Custom Embeddings

This guide covers how to register custom embeddings using the EmbeddingRecorder interface provided by the MarkovML Python SDK.

🚧

Setup required

If you haven't already, please install the MarkovML SDK on your system before continuing with this Setup MarkovML SDK. See the Setup Your Machine guide for more details.

Custom Embedding Usage

The platform currently uses Sentence Transformers to compute embeddings. However, users may want to visualize their own custom-trained embeddings. This tool enables users to upload their own embeddings for a given dataset, which can then be visualized and analyzed on MarkovML.

Create an Embedding Recorder

Before registering custom embeddings for a particular dataset, the dataset must first be registered with MarkovML. This can be done by following the guide here

import markov
from markov import EmbeddingRecorder

# get dataset by name
data_set = markov.dataset.get_by_name("my_dataset_name")
dataset_id = data_set.ds_id

embedding_recorder = EmbeddingRecorder(
  name="Custom embedding name", 
  dataset_id=dataset_id,
  notes="Optional description for this custom embedding "
)
embedding_recorder.register()

Add Embedding Records

To add individual embedding records to a MarkovML evaluation recording, we need both the individual dataset record and the corresponding embedding. Both of these can be provided as a list.

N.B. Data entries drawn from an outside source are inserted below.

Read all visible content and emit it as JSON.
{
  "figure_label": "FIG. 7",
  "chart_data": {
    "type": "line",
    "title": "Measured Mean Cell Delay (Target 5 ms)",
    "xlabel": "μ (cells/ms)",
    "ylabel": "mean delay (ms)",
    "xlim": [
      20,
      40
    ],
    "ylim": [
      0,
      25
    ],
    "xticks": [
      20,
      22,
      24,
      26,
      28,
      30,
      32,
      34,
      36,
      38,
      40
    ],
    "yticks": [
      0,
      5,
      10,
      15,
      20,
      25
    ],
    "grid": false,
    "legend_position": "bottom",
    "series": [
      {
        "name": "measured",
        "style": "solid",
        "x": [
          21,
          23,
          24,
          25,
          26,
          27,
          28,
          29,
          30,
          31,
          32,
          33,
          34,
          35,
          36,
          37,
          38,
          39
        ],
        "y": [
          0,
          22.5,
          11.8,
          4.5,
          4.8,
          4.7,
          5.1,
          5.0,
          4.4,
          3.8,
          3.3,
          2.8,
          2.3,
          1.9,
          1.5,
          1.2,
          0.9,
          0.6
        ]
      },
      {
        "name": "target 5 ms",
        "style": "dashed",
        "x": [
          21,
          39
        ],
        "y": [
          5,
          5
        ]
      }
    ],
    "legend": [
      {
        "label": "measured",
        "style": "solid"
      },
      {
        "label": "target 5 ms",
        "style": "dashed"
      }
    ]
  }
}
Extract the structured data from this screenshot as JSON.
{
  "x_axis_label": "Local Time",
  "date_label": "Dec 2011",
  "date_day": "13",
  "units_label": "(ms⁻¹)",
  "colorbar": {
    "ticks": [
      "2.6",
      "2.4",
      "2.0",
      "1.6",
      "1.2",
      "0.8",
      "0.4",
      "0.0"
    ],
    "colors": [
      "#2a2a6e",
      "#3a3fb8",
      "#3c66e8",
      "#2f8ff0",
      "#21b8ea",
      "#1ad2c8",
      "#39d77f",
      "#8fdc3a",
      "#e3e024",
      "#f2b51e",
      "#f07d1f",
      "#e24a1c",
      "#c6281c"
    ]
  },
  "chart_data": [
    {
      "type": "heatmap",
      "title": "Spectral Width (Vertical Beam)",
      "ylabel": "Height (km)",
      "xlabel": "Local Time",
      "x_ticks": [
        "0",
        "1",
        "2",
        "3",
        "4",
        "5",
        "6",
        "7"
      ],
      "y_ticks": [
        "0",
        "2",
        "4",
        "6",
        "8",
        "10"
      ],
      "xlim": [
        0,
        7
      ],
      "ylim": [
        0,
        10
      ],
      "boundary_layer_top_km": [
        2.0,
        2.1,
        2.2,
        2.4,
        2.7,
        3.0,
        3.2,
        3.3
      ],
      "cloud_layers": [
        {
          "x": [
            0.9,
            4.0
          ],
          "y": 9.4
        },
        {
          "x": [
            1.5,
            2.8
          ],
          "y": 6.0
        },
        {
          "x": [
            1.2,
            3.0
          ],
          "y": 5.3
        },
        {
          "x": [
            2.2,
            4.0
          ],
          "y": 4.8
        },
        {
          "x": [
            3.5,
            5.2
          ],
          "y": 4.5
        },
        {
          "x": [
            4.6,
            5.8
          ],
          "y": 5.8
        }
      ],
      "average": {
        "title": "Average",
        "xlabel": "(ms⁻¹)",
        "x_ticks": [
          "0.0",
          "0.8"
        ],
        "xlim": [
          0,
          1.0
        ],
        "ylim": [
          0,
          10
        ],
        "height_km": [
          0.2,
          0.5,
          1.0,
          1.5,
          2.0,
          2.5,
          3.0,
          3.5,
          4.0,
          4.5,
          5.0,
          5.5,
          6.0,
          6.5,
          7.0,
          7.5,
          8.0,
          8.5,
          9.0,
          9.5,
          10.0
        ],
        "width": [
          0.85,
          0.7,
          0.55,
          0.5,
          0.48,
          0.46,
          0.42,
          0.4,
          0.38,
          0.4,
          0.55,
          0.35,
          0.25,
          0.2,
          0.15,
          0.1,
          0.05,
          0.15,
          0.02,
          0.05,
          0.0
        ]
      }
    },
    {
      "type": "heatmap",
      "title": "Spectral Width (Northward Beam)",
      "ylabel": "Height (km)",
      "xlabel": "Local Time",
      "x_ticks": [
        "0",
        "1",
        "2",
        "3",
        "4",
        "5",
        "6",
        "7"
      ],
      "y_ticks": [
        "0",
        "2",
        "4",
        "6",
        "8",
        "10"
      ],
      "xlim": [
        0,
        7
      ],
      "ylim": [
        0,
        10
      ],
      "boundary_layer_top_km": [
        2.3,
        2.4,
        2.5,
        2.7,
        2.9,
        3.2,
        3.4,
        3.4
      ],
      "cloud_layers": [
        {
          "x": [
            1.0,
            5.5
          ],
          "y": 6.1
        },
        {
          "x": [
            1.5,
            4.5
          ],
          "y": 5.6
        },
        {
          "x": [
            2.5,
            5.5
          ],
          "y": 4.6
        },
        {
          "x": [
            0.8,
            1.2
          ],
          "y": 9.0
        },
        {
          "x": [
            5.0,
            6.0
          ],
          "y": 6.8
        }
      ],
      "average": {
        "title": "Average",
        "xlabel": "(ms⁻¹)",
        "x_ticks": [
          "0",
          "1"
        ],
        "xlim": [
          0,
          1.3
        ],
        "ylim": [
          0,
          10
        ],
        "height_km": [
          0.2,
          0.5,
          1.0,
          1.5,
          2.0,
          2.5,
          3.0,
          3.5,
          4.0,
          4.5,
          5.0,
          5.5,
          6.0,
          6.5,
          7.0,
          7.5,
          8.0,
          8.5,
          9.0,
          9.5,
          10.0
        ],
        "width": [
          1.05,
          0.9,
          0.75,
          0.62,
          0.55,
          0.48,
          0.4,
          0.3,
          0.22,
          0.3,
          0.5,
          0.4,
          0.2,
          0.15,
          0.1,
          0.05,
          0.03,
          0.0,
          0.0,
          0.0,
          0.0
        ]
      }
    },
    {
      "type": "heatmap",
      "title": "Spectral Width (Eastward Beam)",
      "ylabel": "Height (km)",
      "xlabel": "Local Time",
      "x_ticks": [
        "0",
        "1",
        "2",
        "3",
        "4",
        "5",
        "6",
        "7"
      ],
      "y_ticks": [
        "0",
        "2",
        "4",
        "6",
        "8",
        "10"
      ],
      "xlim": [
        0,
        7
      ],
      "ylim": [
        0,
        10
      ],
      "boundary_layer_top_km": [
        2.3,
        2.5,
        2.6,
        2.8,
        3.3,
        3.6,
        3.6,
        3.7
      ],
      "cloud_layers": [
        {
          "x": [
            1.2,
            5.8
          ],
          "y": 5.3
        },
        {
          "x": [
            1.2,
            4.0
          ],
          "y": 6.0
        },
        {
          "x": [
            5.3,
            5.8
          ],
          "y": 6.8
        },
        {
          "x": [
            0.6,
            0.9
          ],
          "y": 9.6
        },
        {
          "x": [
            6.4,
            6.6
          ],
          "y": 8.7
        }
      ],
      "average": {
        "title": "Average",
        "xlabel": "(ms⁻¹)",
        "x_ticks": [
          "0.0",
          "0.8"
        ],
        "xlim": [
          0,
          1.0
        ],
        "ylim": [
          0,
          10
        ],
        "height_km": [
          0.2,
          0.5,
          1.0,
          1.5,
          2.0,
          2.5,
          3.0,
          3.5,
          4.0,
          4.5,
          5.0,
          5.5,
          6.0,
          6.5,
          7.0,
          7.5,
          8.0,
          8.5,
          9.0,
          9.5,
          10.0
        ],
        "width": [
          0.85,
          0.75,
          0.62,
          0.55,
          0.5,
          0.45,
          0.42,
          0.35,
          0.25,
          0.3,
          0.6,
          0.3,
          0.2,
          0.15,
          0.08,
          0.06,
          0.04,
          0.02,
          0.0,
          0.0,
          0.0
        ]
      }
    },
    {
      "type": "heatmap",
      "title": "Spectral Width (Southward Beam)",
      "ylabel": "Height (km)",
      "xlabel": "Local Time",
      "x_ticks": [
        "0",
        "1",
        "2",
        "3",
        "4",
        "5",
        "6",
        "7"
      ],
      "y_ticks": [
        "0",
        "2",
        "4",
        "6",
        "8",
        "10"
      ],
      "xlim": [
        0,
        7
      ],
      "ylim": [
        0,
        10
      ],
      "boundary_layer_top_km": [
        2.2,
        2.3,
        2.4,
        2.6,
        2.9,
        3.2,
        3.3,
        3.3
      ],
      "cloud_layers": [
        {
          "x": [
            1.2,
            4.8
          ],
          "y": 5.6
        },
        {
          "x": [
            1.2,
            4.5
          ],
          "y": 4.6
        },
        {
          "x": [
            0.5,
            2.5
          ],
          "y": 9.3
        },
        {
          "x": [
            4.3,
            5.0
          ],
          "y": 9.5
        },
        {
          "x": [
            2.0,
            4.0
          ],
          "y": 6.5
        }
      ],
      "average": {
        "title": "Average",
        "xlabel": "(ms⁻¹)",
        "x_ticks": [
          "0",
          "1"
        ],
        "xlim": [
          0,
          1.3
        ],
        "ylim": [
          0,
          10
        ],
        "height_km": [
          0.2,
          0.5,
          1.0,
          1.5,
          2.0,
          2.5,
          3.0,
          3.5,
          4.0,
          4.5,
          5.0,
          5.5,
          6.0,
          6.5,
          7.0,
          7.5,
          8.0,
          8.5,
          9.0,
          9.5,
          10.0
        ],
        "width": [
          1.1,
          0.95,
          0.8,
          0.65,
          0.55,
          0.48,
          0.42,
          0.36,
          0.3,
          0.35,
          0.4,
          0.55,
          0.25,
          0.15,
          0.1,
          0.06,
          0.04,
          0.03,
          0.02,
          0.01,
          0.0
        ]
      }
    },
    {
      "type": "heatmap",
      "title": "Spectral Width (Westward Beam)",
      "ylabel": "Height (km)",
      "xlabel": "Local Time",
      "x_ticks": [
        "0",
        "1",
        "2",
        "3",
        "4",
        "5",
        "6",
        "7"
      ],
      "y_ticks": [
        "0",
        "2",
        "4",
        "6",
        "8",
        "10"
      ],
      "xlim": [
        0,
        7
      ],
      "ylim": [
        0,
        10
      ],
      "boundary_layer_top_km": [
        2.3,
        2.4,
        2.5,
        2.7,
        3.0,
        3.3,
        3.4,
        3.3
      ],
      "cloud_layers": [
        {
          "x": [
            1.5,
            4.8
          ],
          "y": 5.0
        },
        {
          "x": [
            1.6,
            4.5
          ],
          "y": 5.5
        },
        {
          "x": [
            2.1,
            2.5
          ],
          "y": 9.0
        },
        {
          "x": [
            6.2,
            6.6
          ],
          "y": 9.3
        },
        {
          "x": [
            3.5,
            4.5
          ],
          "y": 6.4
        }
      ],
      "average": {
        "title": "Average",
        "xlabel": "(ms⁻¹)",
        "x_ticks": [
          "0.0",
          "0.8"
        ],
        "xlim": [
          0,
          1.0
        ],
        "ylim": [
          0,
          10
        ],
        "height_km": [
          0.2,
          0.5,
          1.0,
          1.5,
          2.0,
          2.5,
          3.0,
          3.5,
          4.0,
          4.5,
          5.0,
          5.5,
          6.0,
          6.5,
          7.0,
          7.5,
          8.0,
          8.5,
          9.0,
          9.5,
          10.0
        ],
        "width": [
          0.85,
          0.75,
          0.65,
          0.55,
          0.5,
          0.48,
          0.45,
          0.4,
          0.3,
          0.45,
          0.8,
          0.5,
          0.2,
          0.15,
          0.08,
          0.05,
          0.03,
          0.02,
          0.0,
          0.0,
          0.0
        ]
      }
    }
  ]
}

embedding_recorder.ds_columns can be used as reference to understand the columns for which the values need to be populated for individual dataset records.

A sample code is given below.

import markov
from markov import EmbeddingRecorder

# get dataset by name
data_set = markov.dataset.get_by_name("my_dataset_name")

# You can also get dataset by id
dataset = markov.dataset.get_by_id(dataset_id)

# Custom Embeddings for any segment can be added, Train segment is used here as an example, 
train_df = dataset.train.as_df() 

embedding_recorder = EmbeddingRecorder(
  	name="Custom embedding name", 
  	dataset_id=dataset_id,
  	notes="Optional description for this custom embedding "
)
embedding_recorder.register()
for _, row in train_df[embedding_recorder.ds_columns].iterrows():
 # Get embeddings for a particular row. 
 # A list of values is expected corresponding to the embedding for this particular record.
 # User defined method to generate embeddings, This is usually generated from a trained model.
	embedding: List[float] = get_embeddings(row)
	embedding_recorder.add_embedding_record(row.tolist(),embedding)

# its important to call finish to signal to MarkovML that all embeddings have been uploaded
embedding_recorder.finish()